ナレーション:■■■鉱山と言えば、江戸時代末期にあたる
――かなり古い、鉱山で採掘を進める裸の人足らしき人物のモノクロ映像が続く。
ナレーション:これは■■■興業の輝かしい栄光の一ページ目に刻まれる重要な資料です。当時来日していた米国の人類学者アディス・ジョイマン氏によって撮影された■■■鉱山の様子は、今と変わらず当時の人の息づかいがこの映像から立ち上ってくるようです。工業化された現代とは違い、当時は神の山に入る許可をもらったゲロク(漢字不詳)たちのみの採掘であったため、採掘量はあまり多くありませんでした。
――場面が変わって、モノクロ映像。とても広い宴会場のようなところで多くの人々が飲み食いをしているシーンになる。壇上で芸者が踊り、正装をした人々が膳の前で酒をふるまわれている。中には力士らしき人物も見られる。
ナレーション:これは■■■興業創立三十周年の祝福すべき記録映像です。当時会長の■■■氏をはじめ、財界や角界の大御所が集まり大変賑やかな式典となりました。この記念式典に際して奉納相撲も行われ、当時の横綱が残した手形が社長室に今でも飾られております。
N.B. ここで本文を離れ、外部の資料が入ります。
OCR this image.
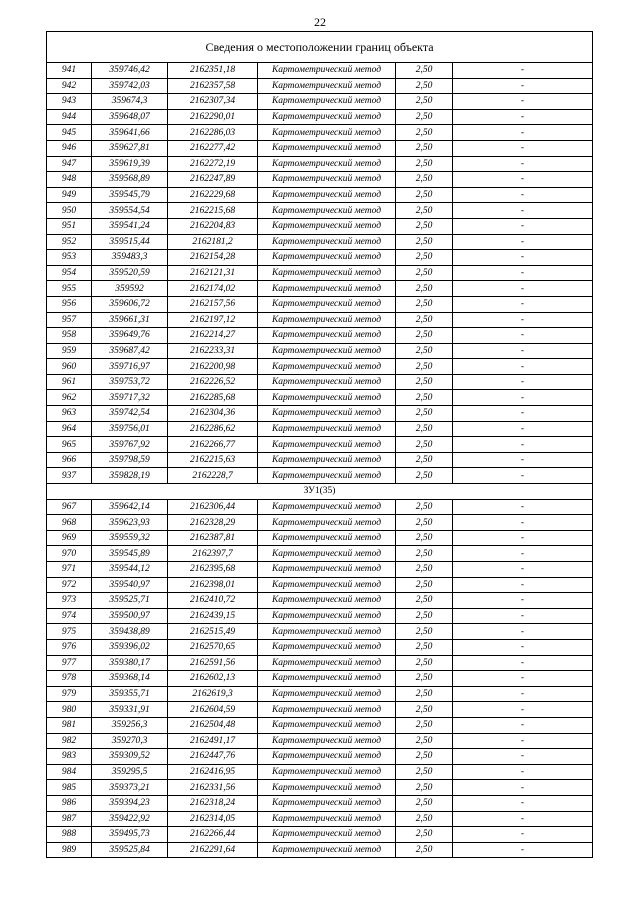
22
Сведения о местоположении границ объекта					
941	359746,42	2162351,18	Картометрический метод	2,50	-
942	359742,03	2162357,58	Картометрический метод	2,50	-
943	359674,3	2162307,34	Картометрический метод	2,50	-
944	359648,07	2162290,01	Картометрический метод	2,50	-
945	359641,66	2162286,03	Картометрический метод	2,50	-
946	359627,81	2162277,42	Картометрический метод	2,50	-
947	359619,39	2162272,19	Картометрический метод	2,50	-
948	359568,89	2162247,89	Картометрический метод	2,50	-
949	359545,79	2162229,68	Картометрический метод	2,50	-
950	359554,54	2162215,68	Картометрический метод	2,50	-
951	359541,24	2162204,83	Картометрический метод	2,50	-
952	359515,44	2162181,2	Картометрический метод	2,50	-
953	359483,3	2162154,28	Картометрический метод	2,50	-
954	359520,59	2162121,31	Картометрический метод	2,50	-
955	359592	2162174,02	Картометрический метод	2,50	-
956	359606,72	2162157,56	Картометрический метод	2,50	-
957	359661,31	2162197,12	Картометрический метод	2,50	-
958	359649,76	2162214,27	Картометрический метод	2,50	-
959	359687,42	2162233,31	Картометрический метод	2,50	-
960	359716,97	2162200,98	Картометрический метод	2,50	-
961	359753,72	2162226,52	Картометрический метод	2,50	-
962	359717,32	2162285,68	Картометрический метод	2,50	-
963	359742,54	2162304,36	Картометрический метод	2,50	-
964	359756,01	2162286,62	Картометрический метод	2,50	-
965	359767,92	2162266,77	Картометрический метод	2,50	-
966	359798,59	2162215,63	Картометрический метод	2,50	-
937	359828,19	2162228,7	Картометрический метод	2,50	-
ЗУ1(35)					
967	359642,14	2162306,44	Картометрический метод	2,50	-
968	359623,93	2162328,29	Картометрический метод	2,50	-
969	359559,32	2162387,81	Картометрический метод	2,50	-
970	359545,89	2162397,7	Картометрический метод	2,50	-
971	359544,12	2162395,68	Картометрический метод	2,50	-
972	359540,97	2162398,01	Картометрический метод	2,50	-
973	359525,71	2162410,72	Картометрический метод	2,50	-
974	359500,97	2162439,15	Картометрический метод	2,50	-
975	359438,89	2162515,49	Картометрический метод	2,50	-
976	359396,02	2162570,65	Картометрический метод	2,50	-
977	359380,17	2162591,56	Картометрический метод	2,50	-
978	359368,14	2162602,13	Картометрический метод	2,50	-
979	359355,71	2162619,3	Картометрический метод	2,50	-
980	359331,91	2162604,59	Картометрический метод	2,50	-
981	359256,3	2162504,48	Картометрический метод	2,50	-
982	359270,3	2162491,17	Картометрический метод	2,50	-
983	359309,52	2162447,76	Картометрический метод	2,50	-
984	359295,5	2162416,95	Картометрический метод	2,50	-
985	359373,21	2162331,56	Картометрический метод	2,50	-
986	359394,23	2162318,24	Картометрический метод	2,50	-
987	359422,92	2162314,05	Картометрический метод	2,50	-
988	359495,73	2162266,44	Картометрический метод	2,50	-
989	359525,84	2162291,64	Картометрический метод	2,50	-
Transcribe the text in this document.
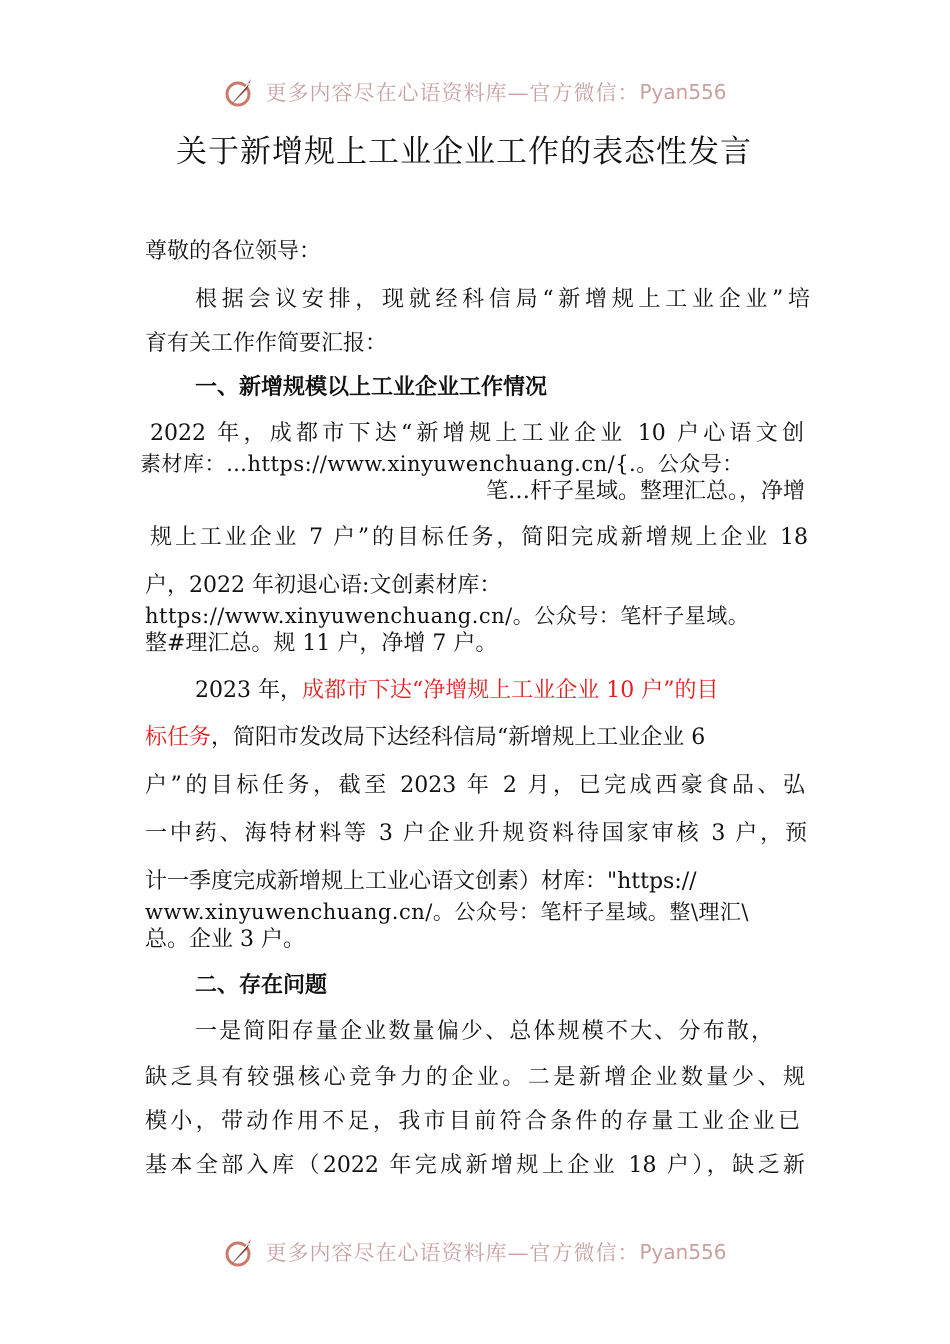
更多内容尽在心语资料库—官方微信： Pyan556
关于新增规上工业企业工作的表态性发言
尊敬的各位领导：
根据会议安排，现就经科信局“新增规上工业企业”培
育有关工作作简要汇报：
一、新增规模以上工业企业工作情况
2022 年，成都市下达“新增规上工业企业 10 户心语文创
素材库：…https://www.xinyuwenchuang.cn/{.。公众号：
笔…杆子星域。整理汇总。，净增
规上工业企业 7 户”的目标任务，简阳完成新增规上企业 18
户，2022 年初退心语:文创素材库：
https://www.xinyuwenchuang.cn/。公众号：笔杆子星域。
整#理汇总。规 11 户，净增 7 户。
2023 年，成都市下达“净增规上工业企业 10 户”的目
标任务，简阳市发改局下达经科信局“新增规上工业企业 6
户”的目标任务，截至 2023 年 2 月，已完成西豪食品、弘
一中药、海特材料等 3 户企业升规资料待国家审核 3 户，预
计一季度完成新增规上工业心语文创素）材库："https://
www.xinyuwenchuang.cn/。公众号：笔杆子星域。整\理汇\
总。企业 3 户。
二、存在问题
一是简阳存量企业数量偏少、总体规模不大、分布散，
缺乏具有较强核心竞争力的企业。二是新增企业数量少、规
模小，带动作用不足，我市目前符合条件的存量工业企业已
基本全部入库（2022 年完成新增规上企业 18 户），缺乏新
更多内容尽在心语资料库—官方微信： Pyan556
――ここからカラー映像に変わる。機械化していく採掘場の紹介映像で、採掘しているシーンや地下へ降りていく場面、休憩所内で作業員が談笑している様子などが映し出される。
ナレーション:時代が移り、オートメーションの時代となりました。ゲロクたちも作業着を着て、一般の男となりました。この頃、働き手として他の地方からも採掘をしたいという申し出がたくさんありました。そこで当時の社長■■■氏はゲロクの儀式を簡略化し、たくさんのゲロクを擬似的に作り上げることで採掘の効率化を図りました。
――続いて並ぶ新聞記事の映像。炭鉱で事故が起こり、多くの作業員が亡くなったことが報じられている。追悼慰霊祭のような映像も挟まれる。
ナレーション:記憶に残っている方もいらっしゃるでしょう、あの恐ろしくて忌まわしい落盤事故のあった日は、は私たちにとって忘れることの出来ない、悲しみの日となっております。今でも毎年社長の■■■氏は追悼神事を行い、救出されることのなかった二十八名に深い哀悼を捧げております。
――大勢の人々が集まるイベント会場、社長と思われる人物のスピーチ、パーティー会場。そして外国と思われる場所を歩く社長の姿。
ナレーション:明るい話題もありました。高度経済成長を経て豊かになった我が国において、万国博覧会が開かれました。我が■■■興業もパビリオン建設には名を連ね、各国の要人を招いて国際的な会合が開かれました。そして是非我が国にも同じような鉱業をという声に応え、世界各国を飛び回る日々が始まりました。これが我が社のコンサルタント業としての最初の一歩となっております。
――BGMの音量が大きくなる。ますます発展していく採掘場の様子の後に、レストランや遊園地、病院や結婚式場、満員のコンサート会場の様子などが映し出される。
ナレーション:そして今では鉱山業に留まらず、従業員向けの福利厚生の一環で始めた飲食業、病院や娯楽施設の分野にも■■■興業は進出しました。皆さんご存じの通り、■■■興業は我が国を代表する企業でもあります。今後も■■■興業のますますの発展を願い、次の大きな節目までの安全と多幸をお祈りしましょう。
――大きな明るいBGMとコンサート会場を背景にエンディングテロップが流れる。制作は■■■興業宣伝部、ナレーターは叶田麻美(かのうだあさみ?まみ?)。その他映像資料、新聞資料提供で新聞社や博物館の名前。最後は■■■興業の大きなロゴマーク(蛇のような生き物が絡み合ったもの)が浮かび上がって終了。